Step 04

Download match dataset

Fetch recent match IDs, fetch each match JSON, and make reruns resume-friendly.

Run

Run after each small change. Tiny loops win.

uv run python -m src.scout

You will touch

Time

60–120 minutes

Load your puuid (from Step 02’s saved JSON).
Fetch recent match IDs (match-v5) and save data/raw/match_ids_<puuid>.json.
Loop through IDs and download match details into data/raw/matches/<matchId>.json.
Make the run resumable: if the file exists, skip it.
Print counts: ids fetched, files found, new downloaded.

Match IDs

Match details

Resumable runs

Hint: peek safely (JSON inspection ladder)

Inspect JSON like stairs, not a dive: print top-level keys → print info keys → print participant count. Stop there and decide your next question.

The ladder

print(match.keys())
print(match['info'].keys())
print('participants:', len(match['info']['participants']))

Bigger hint: find yourself (don’t guess the participant)

Don’t guess which participant is “you”. Match JSON contains 10 participants; you want the one whose puuid matches yours.

A tiny find-the-index move

parts = match['info']['participants']
idx = next(i for i,p in enumerate(parts) if p.get('puuid') == my_puuid)
me = parts[idx]

Unblock-me: empty match ID list (print the host + params)

If you get [], don’t spiral. Print the base URL (host included) and the params. Most of the time: wrong routing value or filters.

Two prints that answer 80% of questions

print('HOST:', base_url)
print('PARAMS:', params)

Unblock-me: rate limits (429 = you’re too fast, not too dumb)

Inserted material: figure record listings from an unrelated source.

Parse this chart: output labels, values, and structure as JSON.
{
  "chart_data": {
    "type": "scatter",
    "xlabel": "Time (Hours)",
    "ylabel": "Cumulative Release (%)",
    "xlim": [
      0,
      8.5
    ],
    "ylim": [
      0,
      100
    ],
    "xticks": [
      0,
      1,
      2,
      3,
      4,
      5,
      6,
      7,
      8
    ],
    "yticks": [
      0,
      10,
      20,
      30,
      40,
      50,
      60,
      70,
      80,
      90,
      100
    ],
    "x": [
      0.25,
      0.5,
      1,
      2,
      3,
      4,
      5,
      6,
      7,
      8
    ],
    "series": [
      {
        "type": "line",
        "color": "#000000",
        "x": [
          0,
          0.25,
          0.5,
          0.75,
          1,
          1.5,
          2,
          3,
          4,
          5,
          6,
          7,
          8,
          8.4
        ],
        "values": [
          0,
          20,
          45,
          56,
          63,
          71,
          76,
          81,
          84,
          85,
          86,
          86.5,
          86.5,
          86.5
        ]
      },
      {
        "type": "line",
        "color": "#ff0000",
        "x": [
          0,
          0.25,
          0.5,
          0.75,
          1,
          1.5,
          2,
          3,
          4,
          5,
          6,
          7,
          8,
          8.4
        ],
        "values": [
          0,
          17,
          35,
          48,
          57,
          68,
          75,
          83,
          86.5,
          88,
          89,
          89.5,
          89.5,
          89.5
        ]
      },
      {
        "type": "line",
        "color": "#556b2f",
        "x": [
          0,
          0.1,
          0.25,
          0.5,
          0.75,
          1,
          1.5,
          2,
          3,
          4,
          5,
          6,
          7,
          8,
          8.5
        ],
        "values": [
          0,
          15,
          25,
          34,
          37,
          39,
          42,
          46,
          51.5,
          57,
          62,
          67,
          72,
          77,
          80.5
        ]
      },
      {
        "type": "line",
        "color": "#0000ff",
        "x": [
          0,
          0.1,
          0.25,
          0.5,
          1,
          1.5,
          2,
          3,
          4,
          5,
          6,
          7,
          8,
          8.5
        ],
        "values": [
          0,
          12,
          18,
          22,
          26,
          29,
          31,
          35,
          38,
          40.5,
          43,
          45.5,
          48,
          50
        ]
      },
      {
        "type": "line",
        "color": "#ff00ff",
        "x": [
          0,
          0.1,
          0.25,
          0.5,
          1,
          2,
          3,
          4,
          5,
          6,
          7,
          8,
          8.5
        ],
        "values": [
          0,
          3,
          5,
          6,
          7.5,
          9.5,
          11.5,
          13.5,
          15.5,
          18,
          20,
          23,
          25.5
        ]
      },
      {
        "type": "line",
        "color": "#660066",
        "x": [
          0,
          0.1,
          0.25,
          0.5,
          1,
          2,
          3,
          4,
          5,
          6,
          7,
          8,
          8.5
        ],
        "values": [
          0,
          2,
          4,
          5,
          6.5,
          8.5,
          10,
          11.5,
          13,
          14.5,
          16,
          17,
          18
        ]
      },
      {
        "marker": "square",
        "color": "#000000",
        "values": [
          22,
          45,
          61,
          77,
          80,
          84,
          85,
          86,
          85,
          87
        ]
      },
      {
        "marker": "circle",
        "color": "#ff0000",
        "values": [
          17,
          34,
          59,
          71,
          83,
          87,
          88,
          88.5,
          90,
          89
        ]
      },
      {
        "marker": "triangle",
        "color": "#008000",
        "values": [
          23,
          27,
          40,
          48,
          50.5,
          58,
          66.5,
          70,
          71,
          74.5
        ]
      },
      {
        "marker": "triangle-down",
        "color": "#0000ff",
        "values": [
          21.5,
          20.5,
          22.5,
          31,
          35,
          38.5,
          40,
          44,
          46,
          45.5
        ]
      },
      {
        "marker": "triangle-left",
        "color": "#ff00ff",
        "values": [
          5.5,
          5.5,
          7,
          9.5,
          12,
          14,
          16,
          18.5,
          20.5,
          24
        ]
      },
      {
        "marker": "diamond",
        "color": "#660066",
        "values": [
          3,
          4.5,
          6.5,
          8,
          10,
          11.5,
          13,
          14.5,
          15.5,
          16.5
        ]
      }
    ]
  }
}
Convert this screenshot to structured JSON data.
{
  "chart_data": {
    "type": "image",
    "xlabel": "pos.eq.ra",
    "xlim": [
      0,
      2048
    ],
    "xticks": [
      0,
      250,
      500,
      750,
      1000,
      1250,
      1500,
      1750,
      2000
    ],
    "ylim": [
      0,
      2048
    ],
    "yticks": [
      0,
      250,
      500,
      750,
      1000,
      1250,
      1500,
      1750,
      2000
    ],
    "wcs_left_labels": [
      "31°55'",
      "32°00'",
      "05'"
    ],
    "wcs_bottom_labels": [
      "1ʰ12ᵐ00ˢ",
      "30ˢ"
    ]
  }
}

If you hit 429, you’re not failing—you’re speedrunning. Fetch fewer matches, add a small sleep + retry, and rely on your cache.

The calming move

limit to 20–50 matches
sleep 0.5–1.0s between requests
cache everything

Expected raw files

data/
  raw/
    match_ids_<puuid>.json
    matches/
      <matchId>.json

The JSON inspection ladder

Ask a tiny question, print a tiny answer, repeat.

print(match.keys())
print(match['info'].keys())
print('participants:', len(match['info']['participants']))

Resume-friendly behavior (what you want to see)

SKIP (exists) <matchId>
DOWNLOAD     <matchId>
DONE: new=12, skipped=38